This ode to friendship not only encourages children to make friends, but to be an accepting one and an ally, and to be friends with all kinds of people. The book opens with the image of a busy urban community, full of people, as a White boy greets a Black girl who is moving into a new home in the neighborhood. Two moms, hand in hand, holding a baby, are shown just behind the boy; from a later image, it is clear they are his parents.
We follow the boy and girl throughout the book as they get to know each other and as we see images of other children (diverse in many ways) playing together and being friends. Sometimes one’s friends will look like you; sometimes the opposite, we read. Sometimes they will believe what you do; sometimes they won’t, we learn, as we see a White child lighting a menorah as a Black child looks on. (The intent seems to have been that the White child is Jewish and the Black child not, but let’s remember, too, that Jews come in all colors.) One image shows a child who reads as a girl holding a teddy bear next to a friend who reads as male and is holding two dolls—a nice bit of gender creative play.
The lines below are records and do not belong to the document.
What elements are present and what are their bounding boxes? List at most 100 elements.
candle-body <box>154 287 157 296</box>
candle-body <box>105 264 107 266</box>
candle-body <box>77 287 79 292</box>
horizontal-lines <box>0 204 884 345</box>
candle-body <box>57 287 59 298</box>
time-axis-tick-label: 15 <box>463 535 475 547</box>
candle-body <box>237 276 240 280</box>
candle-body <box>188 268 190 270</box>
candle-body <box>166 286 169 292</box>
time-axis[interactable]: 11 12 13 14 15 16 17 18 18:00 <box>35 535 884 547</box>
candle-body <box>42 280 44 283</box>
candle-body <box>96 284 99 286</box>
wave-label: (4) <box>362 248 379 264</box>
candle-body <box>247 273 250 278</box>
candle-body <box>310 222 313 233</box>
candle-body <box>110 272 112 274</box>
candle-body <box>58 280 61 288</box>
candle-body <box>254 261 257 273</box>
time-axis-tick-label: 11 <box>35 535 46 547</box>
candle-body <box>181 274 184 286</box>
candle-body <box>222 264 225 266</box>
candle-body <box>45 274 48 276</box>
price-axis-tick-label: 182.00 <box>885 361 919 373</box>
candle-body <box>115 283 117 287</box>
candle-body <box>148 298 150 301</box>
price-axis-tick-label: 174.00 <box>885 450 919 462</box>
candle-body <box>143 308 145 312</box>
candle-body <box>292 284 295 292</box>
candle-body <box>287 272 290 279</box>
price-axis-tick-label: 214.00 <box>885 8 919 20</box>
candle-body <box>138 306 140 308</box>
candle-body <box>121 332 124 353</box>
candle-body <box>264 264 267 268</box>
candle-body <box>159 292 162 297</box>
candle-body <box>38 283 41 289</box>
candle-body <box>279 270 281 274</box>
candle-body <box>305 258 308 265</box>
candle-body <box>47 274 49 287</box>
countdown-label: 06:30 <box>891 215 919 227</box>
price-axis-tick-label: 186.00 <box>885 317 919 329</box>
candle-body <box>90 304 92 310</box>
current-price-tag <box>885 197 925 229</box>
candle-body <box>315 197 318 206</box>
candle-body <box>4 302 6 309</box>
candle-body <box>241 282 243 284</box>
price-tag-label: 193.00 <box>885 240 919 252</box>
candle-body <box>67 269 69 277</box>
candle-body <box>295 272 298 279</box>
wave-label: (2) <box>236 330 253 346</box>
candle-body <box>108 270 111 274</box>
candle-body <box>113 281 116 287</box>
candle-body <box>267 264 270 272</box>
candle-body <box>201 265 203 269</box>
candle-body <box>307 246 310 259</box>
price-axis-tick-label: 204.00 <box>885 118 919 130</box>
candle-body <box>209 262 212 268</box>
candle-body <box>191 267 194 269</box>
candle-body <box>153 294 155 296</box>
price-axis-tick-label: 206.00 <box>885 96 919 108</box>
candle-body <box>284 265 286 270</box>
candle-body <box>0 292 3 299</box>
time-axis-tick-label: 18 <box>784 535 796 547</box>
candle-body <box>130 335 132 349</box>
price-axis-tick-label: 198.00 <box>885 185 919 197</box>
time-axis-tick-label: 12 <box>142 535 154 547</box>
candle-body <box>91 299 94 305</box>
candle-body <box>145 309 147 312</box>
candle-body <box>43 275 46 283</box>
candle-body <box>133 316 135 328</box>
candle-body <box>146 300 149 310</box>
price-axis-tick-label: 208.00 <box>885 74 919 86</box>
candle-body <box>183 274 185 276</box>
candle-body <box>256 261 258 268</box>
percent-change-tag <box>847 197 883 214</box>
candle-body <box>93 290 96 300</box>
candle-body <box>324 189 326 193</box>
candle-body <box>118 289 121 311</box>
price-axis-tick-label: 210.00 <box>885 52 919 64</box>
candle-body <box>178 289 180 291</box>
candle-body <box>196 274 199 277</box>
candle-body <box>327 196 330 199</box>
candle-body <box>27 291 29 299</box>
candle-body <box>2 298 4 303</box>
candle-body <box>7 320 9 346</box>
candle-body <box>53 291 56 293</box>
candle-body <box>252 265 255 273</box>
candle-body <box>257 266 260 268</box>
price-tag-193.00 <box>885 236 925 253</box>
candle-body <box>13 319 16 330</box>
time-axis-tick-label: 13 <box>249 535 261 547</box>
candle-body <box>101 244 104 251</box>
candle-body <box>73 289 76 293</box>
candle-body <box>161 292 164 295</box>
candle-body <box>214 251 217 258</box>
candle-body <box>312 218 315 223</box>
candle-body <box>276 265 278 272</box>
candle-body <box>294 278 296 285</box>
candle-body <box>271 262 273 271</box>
The book offers further wisdom about friendship: We should learn to get along with those who are different by discovering things we like to do together, even though it’s also okay if friends sometimes like to do different things. We should be curious, because “asking questions is a good way to start friendships,” but we should also be good listeners, and importantly, be there for our friends when they need us. We should also be forgiving and thoughtful with our friends, and share not only toys, but also ideas and dreams.
“One of the most powerful things” we can be for a friend, however, is an ally. This means “a friend can trust you to stand up and speak up for them, even when they’re not there…. A friend and ally will always have your back. And you will always have theirs.” This isn’t an entirely satisfactory explanation, since allyship (in the social justice sense, not the geopolitical one) is specifically about standing up for someone who is different from you, when you are in a position of privilege and they are not. That’s a lot to cover on a single picture book page, though, so perhaps we shouldn’t be too critical; the image on the page also shows the White boy standing just behind the Black girl, his hand supportively on her shoulder, as she stands with her fists clenched facing two other children who may have bullying on their minds. That still doesn’t make allyship entirely clear, but the page will hopefully inspire children and their grown-ups to have further conversations about the topic.
Overall, though, this is a lovely book about friendship across difference, with engaging illustrations and soothing text delivering powerful messages.